Le nouveau sondage est dès maintenant en ligne.
Les résultats du questionnaire sur la génétique sont les suivants :
- au total 69% des sondés se montrent optimistes :
- 44% pensent que la génétique amènera de nouveaux médicaments
- 20% sont d'avis que ces progrès causeront plus de bien que de mal
- 5% croient pouvoir se cloner ainsi
- les 20% restants ont plutôt des idées noires :
- 18% voient plutôt des problèmes à moyen terme
- 12% pensent carrément que la génétique causera la fin du genre humain
Voici donc un sujet polémique qui n'a laissé que 1% d'indifférents.
Il est aussi intéressant de remarquer que le rapport avis favorables/avis défavorables s'est inversé depuis le rappel de la semaine dernière.
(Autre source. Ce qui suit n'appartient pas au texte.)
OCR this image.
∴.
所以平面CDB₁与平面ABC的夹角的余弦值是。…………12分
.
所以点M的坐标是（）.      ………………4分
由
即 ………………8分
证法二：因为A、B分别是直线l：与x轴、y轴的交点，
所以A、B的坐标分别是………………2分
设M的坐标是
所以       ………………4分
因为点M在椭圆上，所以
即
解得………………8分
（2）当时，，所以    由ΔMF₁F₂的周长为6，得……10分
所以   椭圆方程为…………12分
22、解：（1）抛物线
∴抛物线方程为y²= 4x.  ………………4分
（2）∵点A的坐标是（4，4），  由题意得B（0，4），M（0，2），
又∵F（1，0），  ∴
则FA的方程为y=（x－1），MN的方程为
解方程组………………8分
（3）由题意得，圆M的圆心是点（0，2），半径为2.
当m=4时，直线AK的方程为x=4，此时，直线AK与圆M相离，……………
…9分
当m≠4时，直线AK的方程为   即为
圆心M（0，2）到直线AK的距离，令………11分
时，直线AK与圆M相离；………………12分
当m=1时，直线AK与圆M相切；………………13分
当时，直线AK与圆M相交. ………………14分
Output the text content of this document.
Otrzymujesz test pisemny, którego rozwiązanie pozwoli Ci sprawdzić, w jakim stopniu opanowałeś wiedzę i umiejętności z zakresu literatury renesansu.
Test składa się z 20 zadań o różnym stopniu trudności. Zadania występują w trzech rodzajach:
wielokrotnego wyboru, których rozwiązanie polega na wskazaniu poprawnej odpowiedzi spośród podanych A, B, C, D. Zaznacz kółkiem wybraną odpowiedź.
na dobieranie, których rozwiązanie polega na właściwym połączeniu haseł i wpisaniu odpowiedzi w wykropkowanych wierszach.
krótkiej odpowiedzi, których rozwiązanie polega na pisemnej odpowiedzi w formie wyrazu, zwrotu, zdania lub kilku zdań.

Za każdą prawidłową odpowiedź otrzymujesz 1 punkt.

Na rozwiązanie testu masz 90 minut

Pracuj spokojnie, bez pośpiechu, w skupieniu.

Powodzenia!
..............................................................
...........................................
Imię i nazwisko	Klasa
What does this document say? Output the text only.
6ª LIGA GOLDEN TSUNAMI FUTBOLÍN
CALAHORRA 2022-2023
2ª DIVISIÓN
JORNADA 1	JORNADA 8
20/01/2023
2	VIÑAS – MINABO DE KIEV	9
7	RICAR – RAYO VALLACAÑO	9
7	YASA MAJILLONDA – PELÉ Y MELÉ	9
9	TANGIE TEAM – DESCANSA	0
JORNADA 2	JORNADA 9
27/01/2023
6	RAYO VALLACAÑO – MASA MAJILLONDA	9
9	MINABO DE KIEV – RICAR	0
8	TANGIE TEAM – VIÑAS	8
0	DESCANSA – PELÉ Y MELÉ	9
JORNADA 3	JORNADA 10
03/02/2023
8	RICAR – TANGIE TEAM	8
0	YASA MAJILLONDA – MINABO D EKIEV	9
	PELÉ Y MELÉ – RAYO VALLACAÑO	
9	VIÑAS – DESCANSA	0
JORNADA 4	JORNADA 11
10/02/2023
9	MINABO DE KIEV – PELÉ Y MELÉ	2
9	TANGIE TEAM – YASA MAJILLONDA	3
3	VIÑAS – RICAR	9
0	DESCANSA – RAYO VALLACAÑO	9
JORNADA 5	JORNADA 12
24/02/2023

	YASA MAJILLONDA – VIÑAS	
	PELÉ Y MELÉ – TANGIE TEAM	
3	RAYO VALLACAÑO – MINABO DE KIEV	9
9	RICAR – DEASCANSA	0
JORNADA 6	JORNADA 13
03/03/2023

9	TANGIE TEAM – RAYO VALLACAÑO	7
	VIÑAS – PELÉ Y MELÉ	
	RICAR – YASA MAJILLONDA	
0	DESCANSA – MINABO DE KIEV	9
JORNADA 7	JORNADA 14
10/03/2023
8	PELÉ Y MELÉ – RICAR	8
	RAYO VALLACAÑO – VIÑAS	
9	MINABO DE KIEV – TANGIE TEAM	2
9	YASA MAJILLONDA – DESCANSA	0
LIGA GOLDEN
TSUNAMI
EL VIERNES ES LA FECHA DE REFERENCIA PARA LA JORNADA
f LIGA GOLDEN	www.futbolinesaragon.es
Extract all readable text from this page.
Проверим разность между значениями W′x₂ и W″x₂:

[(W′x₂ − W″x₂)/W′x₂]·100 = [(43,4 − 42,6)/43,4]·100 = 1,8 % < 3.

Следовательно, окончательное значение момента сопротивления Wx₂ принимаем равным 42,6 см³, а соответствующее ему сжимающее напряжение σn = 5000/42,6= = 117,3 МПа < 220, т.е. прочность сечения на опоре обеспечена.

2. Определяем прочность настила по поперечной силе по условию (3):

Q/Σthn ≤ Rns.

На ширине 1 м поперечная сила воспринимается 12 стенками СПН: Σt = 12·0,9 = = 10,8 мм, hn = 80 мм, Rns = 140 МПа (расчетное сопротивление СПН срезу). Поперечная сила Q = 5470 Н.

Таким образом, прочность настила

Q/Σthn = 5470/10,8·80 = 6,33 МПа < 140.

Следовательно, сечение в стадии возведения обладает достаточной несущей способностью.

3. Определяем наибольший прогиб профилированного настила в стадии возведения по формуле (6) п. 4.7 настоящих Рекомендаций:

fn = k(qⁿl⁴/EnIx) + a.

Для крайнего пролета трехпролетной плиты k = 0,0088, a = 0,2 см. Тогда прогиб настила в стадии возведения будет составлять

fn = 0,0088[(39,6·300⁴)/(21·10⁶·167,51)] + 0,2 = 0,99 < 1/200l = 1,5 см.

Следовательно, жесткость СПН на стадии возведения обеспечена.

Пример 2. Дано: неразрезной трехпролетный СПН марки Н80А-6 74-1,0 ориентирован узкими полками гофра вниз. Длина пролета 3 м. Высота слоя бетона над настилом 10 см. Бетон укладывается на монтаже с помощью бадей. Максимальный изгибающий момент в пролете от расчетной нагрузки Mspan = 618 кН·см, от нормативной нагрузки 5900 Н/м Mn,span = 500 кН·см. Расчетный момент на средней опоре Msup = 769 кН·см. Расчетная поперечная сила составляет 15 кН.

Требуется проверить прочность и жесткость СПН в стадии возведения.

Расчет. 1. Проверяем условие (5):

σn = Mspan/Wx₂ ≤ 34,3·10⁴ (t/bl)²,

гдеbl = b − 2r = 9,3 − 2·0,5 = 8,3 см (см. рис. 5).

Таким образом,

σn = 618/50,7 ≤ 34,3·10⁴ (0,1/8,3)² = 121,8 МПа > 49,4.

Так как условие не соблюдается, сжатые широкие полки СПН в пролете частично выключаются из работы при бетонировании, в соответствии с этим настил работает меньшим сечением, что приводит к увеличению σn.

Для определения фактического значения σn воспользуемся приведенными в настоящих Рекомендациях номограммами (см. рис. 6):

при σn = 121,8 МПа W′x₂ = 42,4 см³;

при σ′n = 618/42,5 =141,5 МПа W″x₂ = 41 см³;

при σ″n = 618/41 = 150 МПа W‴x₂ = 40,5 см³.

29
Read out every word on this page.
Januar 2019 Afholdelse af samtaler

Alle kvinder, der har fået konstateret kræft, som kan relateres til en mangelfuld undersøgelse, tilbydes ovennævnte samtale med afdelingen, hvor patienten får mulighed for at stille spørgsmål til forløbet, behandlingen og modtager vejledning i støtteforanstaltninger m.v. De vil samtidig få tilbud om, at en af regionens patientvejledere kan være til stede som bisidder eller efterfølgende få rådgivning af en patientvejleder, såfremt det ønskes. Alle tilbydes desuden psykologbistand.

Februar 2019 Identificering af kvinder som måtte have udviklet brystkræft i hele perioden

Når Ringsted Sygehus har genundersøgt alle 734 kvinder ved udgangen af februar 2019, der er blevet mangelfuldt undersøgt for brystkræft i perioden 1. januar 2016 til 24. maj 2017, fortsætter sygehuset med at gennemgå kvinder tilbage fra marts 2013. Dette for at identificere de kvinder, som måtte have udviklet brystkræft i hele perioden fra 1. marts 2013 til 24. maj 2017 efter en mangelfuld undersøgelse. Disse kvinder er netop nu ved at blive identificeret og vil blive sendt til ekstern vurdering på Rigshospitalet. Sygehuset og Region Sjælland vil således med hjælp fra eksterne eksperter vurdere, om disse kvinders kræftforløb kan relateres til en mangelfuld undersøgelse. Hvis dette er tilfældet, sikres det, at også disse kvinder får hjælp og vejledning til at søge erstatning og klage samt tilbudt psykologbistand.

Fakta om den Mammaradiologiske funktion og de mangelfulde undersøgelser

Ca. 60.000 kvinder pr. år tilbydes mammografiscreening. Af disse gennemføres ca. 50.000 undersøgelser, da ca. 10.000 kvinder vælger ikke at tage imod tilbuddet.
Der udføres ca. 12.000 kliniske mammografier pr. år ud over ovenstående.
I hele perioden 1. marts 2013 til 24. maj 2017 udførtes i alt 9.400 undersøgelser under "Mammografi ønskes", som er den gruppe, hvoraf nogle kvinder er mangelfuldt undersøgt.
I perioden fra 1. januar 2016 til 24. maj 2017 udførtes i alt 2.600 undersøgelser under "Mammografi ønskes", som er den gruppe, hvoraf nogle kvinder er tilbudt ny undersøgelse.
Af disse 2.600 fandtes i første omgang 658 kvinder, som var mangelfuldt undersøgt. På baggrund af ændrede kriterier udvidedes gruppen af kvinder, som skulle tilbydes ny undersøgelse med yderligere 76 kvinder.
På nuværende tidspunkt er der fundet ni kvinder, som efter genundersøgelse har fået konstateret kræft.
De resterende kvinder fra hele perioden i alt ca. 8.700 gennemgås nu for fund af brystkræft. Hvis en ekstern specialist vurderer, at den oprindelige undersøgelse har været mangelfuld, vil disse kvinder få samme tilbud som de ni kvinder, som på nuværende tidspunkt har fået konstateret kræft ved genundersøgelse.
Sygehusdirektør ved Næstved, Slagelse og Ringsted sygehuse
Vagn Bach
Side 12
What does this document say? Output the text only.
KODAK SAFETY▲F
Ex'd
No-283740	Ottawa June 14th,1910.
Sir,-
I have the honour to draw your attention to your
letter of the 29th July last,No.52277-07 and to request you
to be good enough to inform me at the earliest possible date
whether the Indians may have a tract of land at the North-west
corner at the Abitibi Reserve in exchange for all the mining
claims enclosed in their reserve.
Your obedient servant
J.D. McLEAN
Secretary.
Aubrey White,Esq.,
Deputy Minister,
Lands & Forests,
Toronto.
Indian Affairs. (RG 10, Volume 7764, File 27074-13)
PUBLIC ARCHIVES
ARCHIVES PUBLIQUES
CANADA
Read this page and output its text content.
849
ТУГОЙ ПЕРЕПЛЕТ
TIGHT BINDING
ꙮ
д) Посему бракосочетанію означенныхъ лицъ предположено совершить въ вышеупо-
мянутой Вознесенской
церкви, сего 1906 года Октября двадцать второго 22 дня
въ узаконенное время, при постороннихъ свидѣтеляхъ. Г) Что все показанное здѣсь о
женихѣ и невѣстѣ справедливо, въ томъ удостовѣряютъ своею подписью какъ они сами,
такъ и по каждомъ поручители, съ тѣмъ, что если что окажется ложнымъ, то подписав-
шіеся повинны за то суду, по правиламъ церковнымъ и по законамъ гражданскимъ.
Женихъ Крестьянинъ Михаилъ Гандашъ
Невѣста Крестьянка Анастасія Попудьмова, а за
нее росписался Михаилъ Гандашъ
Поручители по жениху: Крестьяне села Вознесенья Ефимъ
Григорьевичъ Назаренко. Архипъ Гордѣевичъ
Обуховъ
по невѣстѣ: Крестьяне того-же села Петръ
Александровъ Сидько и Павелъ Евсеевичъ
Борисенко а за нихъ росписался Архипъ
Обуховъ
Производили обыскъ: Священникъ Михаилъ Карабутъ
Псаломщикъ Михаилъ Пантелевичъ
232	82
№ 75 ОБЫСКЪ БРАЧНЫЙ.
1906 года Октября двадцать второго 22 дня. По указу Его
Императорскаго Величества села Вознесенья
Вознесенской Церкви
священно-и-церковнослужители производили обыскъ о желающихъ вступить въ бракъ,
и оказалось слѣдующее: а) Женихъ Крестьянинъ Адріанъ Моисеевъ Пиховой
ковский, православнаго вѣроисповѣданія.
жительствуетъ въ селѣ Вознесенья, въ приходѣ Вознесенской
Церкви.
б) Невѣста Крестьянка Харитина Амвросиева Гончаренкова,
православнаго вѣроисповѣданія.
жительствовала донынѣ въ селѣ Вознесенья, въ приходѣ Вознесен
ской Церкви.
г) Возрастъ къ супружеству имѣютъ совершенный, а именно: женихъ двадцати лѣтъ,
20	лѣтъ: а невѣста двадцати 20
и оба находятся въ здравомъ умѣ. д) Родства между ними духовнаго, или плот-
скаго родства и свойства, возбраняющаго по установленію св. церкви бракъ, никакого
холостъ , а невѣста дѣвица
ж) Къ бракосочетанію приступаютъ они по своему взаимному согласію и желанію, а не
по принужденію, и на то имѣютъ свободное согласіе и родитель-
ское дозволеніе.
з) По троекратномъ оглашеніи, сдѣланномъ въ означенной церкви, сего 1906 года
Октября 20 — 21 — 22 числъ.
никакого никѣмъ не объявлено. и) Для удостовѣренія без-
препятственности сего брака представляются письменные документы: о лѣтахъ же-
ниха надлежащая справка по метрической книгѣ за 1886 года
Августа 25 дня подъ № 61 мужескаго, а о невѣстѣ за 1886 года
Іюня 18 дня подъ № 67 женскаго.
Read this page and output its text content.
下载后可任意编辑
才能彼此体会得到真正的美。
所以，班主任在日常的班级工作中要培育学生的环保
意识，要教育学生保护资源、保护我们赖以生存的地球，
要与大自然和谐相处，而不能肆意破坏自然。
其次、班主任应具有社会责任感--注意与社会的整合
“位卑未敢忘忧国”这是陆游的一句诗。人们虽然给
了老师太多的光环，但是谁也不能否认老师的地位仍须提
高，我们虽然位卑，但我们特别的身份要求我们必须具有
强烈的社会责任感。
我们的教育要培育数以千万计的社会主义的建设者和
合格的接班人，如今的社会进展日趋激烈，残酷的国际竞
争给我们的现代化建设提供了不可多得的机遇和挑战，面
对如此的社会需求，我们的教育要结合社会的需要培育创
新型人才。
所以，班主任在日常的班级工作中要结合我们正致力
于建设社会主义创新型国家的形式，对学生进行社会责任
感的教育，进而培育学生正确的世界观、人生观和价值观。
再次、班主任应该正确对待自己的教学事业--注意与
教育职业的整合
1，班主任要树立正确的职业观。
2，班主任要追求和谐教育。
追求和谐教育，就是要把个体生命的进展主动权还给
Les pessimistes se feraient-ils mieux entendre ?

Voici un article du
Financial Times se penchant sur cette innovation.
L'idée est simple : identifier le sous-type génétique du patient et de son cancer, pour pouvoir ainsi proposer un traitement adapté et donc éviter des absences de réponse au traitement.
Avant d'être à la disposition de tout le monde, ce traitement sera dans un premier disponible uniquement au centre anti cancer d'Emory.

Les progrès de la génétique font peur, et amènent ainsi beaucoup d'attitudes et de propos réactionnaires - pour s'en convaincre il suffit de regarder les
opinions exprimées dans le sondage actuel.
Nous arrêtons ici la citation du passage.